“One of the saddest parts of a divorce is a question,” said Seal Beach family law attorney Glen Rabenn. “Who keeps family pets?” It is often a deeply emotional aspect of a divorce and it is difficult to reach a compromise because both parties love the animal. ”
That question faced “Mary Anne” and her husband, “Justin,” who worked together as architects in the eastern United States. Worked – in the past, because “COVID ruined our business and put so much pressure on our marriage that it collapsed,” both explained in a phone call.
“You have been called Anne Landers / Dear Abby from the legal world, and thought you could possibly help us resolve a difficult issue, custody of our beloved little Chihuahua,” said Mary Anne.
The couple’s conversation could not have come at a better time than the day before I discussed these very issues with both Rabenn and lawyer, Barbara J. Gislason of Fridley, Minnesota, who is recognized nationally and globally as a petting zoo.
She wrote a book on this subject for the American Bar Association’s Department of Family Law entitled Pet Law and Custody: Establishing a Worthy and Equitable Jurisprudence for the Evolving Family. She explores the cultural role of animals in our lives, asks important questions regarding our treatment of animals and discusses how the law should be applied in a way that is in the best interests of both humans and animals.
Animals are usually seen as property
“Historically,” explains Gislason, “animals – pets – were considered property, just like the furniture in your home. In a divorce, the courts would look at who paid for the pet and its veterinary bills or registration fees and assigned it to that person, regardless of the degree of attachment that the spouse had to it.
“As everyone who has owned a dog or cat knows, we love these animals, and this has nothing to do with who bought or paid for food and its health care. So when courts split a couple of assets, very sad and unfair results often emerged. But then, several years ago, family court judges – and state legislatures – began to view the family’s pets as more than just objects. ”
The best of the pet?
I lived in the divorce court for 30 years and saw on my own how dealing with custody of the family’s pets can be more difficult than a dispute over custody of children. Thankfully, that is changing rapidly, as three states – Alaska, Illinois and California – allow family law judges to look after the custody of pets in a similar way as with children.
Judges in these states are now obliged to take into account the welfare of the animal and answer this question: What is best for the animal? Gislason states and adds: “It is always best for the parties to avoid a terrible, expensive fight in court and approach custody – and shared custody – with the best interests of the pet in mind.”
I explained it to my readers and asked, “Now imagine in court.

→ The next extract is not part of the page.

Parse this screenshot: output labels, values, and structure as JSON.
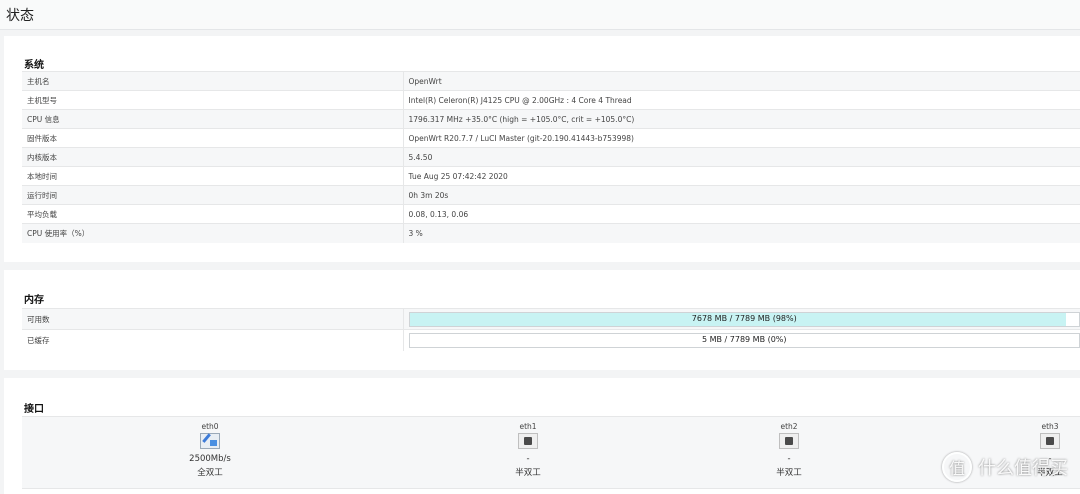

The judge has a good judgment on who is awarded the Chihuahua. Attorney Gislason suggests that you consider how the judge will feel after hearing one or both attorneys do the following:
1. One of you will be presented as a nice person who is devoted to the dog and examples of loving care are shown and argue that the other was much less interested in the dog.
2. Will emphasize that his client paid all the veterinary costs of the animal.
3. That the other person ignored or neglected the animal.
4. That your dispute is motivated by revenge. Judges do not reward pet owners in that situation.
“You do not really want that kind of fight, do you?” Both agreed that they did not. “So, how can we solve this?” they asked.
Agreement on animal husbandry and sharing
Glen Rabenn offers a five-step solution:
Have a detailed agreement in writing. Error on the side of being too specific.
2. It should include a schedule – a weekly schedule of custody and indicate who is making important medical decisions or putting the animal down.
Can you take the pet outside your country? Think of the same things as for a child.
4. Do not leave things to chance.
5. If you disagree, state mediation or agree on family members to decide the matter.
Gislason agrees and adds:
“Be civic towards each other and try to talk it through. Sometimes it helps to give up something else that you want in the marriage dispute. ‘I’ll get the dog and you’ll get a mountain bike.
She concludes with this recommendation:
“Encourage family members to lean on the person trying to remove the other person’s dog.”